Recent computational models of optimized left ventricular (LV) myofiber geometry that minimize the spatial variance in sarcomere length, stress, and ATP consumption have predicted that a midwall myofiber angle of 20 degrees and transmural myofiber angle gradient of 140 degrees from epicardium to endocardium is a functionally optimal LV myofiber geometry. In order to test the extent to which actual fiber angle distributions conform to this prediction, we measured local myofiber angles at an average of nine transmural depths in each of 32 sites (4 short-axis levels, 8 circumferentially distributed blocks in each level) in five normal ovine LVs. We found: (1) a mean midwall myofiber angle of -7 degrees (SD 9), but with spatial heterogeneity (averaging 0 degrees in the posterolateral and anterolateral wall near the papillary muscles, and -9 degrees in all other regions); and (2) an average transmural gradient of 93 degrees (SD 21), but with spatial heterogeneity (averaging a low of 51 degrees in the basal posterior sector and a high of 130 degrees in the mid-equatorial anterolateral sector). We conclude that midwall myofiber angles and transmural myofiber angle gradients in the ovine heart are regionally non-uniform and differ significantly from the predictions of present-day computationally optimized LV myofiber models. Myofiber geometry in the ovine heart may differ from other species, but model assumptions also underlie the discrepancy between experimental and computational results. To test the predictive capability of the current computational model would we propose using an ovine specific LV geometry and comparing the computed myofiber orientations to those we report herein.

Figure 1

Each heart was systematically sectioned for quantitative histologic analysis of the myofiber helix angle. (A) Basal, mid-equatorial (E1 and E2), and apical slices were sliced out of each heart. (B) Each slice was then sectioned into sixteen tissue blocks and eight anatomical sectors (numbered) were used for histologic analysis.

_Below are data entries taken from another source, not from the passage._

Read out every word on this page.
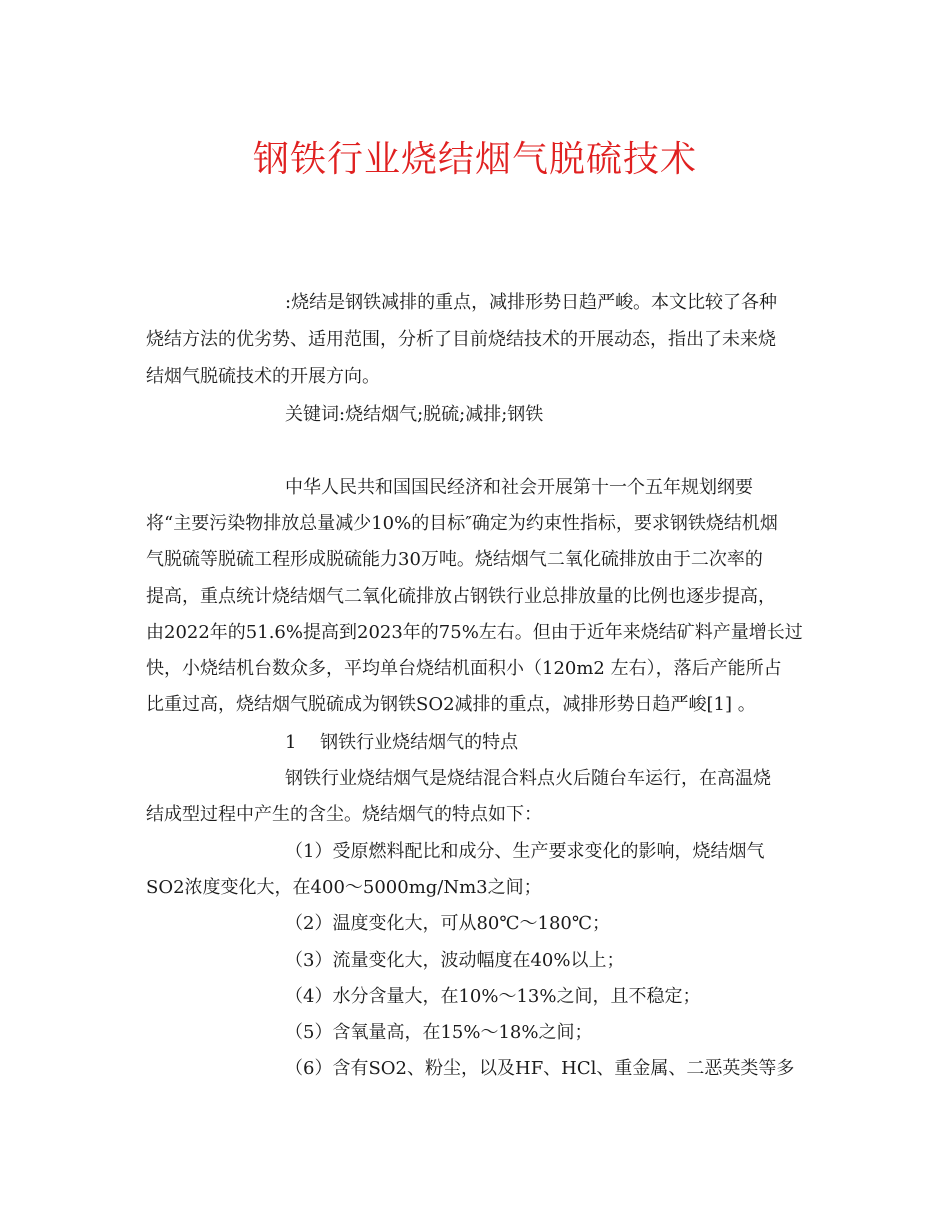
钢铁行业烧结烟气脱硫技术
:烧结是钢铁减排的重点，减排形势日趋严峻。本文比较了各种
烧结方法的优劣势、适用范围，分析了目前烧结技术的开展动态，指出了未来烧
结烟气脱硫技术的开展方向。
关键词:烧结烟气;脱硫;减排;钢铁
中华人民共和国国民经济和社会开展第十一个五年规划纲要
将“主要污染物排放总量减少10%的目标″确定为约束性指标，要求钢铁烧结机烟
气脱硫等脱硫工程形成脱硫能力30万吨。烧结烟气二氧化硫排放由于二次率的
提高，重点统计烧结烟气二氧化硫排放占钢铁行业总排放量的比例也逐步提高，
由2022年的51.6%提高到2023年的75%左右。但由于近年来烧结矿料产量增长过
快，小烧结机台数众多，平均单台烧结机面积小（120m2 左右），落后产能所占
比重过高，烧结烟气脱硫成为钢铁SO2减排的重点，减排形势日趋严峻[1] 。
1　 钢铁行业烧结烟气的特点
钢铁行业烧结烟气是烧结混合料点火后随台车运行，在高温烧
结成型过程中产生的含尘。烧结烟气的特点如下：
（1）受原燃料配比和成分、生产要求变化的影响，烧结烟气
SO2浓度变化大，在400～5000mg/Nm3之间；
（2）温度变化大，可从80℃～180℃；
（3）流量变化大，波动幅度在40%以上；
（4）水分含量大，在10%～13%之间，且不稳定；
（5）含氧量高，在15%～18%之间；
（6）含有SO2、粉尘，以及HF、HCl、重金属、二恶英类等多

Eight chunks of remaining tissue (not numbered) are shown in approximate anatomical location, viewed from base to apex. (C) A “cardiac” coordinate system was defined for each block to enable calculation of the myofiber angle (X₁–circumferential, X₂–longitudinal, X₃–radial). (D) The myofiber angle for each transmural section was measured using computer software and was referenced to the local X₁ axis.

Figure 2

Transmural myofiber angles in each of the 32 anatomical sectors, color-coded for each heart. The cubic fit is shown in each sector as a black line, with 95% confidence intervals in gray. The anterior papillary muscle was located between the anterior and anterior-lateral sectors and the posterior papillary muscle was located between the posterior and posterior-lateral sectors.

Figure 3

Direct comparison of myofiber inclination angles obtained in the ovine left ventricle (white dots) and the simulation results of Vendelin et al (Vendelin, Bovendeerd et al., 2002) plotted in the space of myofiber angle transmural slope (α_slope, degrees) and midwall myofiber angle (α_mid, degrees). Vendelin’s approximate optimal myofiber geometry is shown as a ”v”. Results extracted from Streeter (Streeter, Spotnitz et al., 1969)(“S”), Ashikaga (Ashikaga, Omens et al., 2004)(“A”), Greenbaum (Greenbaum, Ho et al., 1981)(”G”), and Nielsen(Nielsen, Le Grice et al., 1991) (“N”) are also shown. Our results from the ovine left ventricle demonstrate a range of myofiber geometries all of which deviate from the optimal results predicted by Vendelin et al. Measured myofiber geometries in the ovine left ventricle, however, do fall within a relatively narrow range of spatial variance in strain, stress, and ATP consumption.